Zechariah 2:12 Yahweh will inherit Judah as His portion- The
allusion is to Dt. 32:8,9, where Israel are God's personal portion and
inheritance: "When the Most High gave to the nations their inheritance,
when He separated the children of men, He set the bounds of the peoples
according to the number of the children of Israel. For Yahweh’s portion is
His people; Jacob is the lot of His inheritance". The metaphor reflects
how intimate is His relationship with them, and how passionate His hope
for them. Despite the other nations being joined to Him (:11), Judah would
still be His special portion.
In the holy land- The idea is that the land would be made holy, cleansed by God's forgiveness; not that it is holy of itself.

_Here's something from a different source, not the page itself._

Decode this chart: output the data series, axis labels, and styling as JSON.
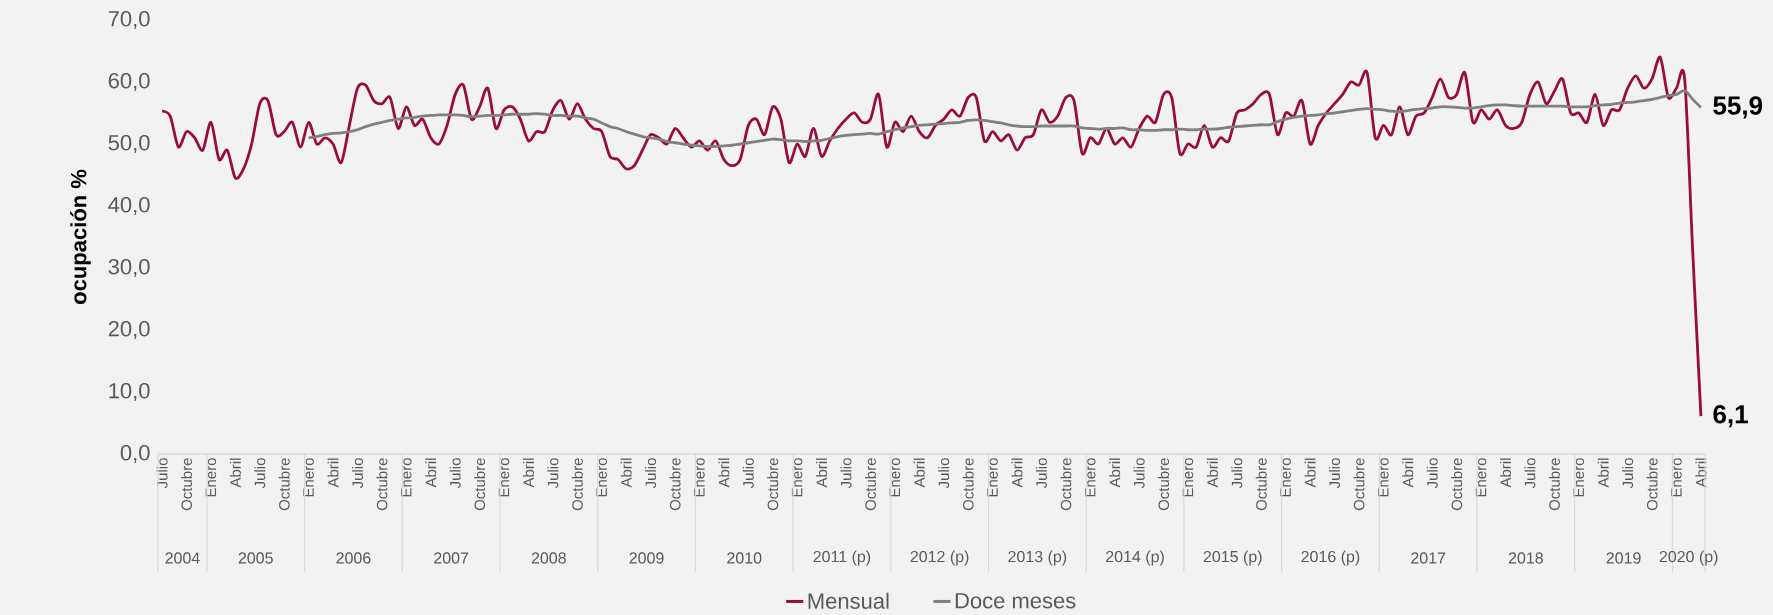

And will again choose Jerusalem
For He has roused Himself from His holy habitation!- This implies that God had been dwelling with His people throughout the exile, and was now as it were rousing from that and going out visibly into the world again. This didn't happen at the restoration, although it could have done. But the point to note is that Yahweh was still within His temple, physically broken down as it was. He didn't need a nicely built temple to inhabit His people; just as He had explained when David first wanted to build a temple. And that principle is true today. God dwells in people quite independent of any visible, religious structures.
NET speaks of how God was "being moved to action in his holy dwelling place". Judah were largely indifferent. What was moving God to action? Surely His absolute love and desire for His people. These same feelings are with Him now as He again earnestly seeks to restore all things, despite the indifference of His people.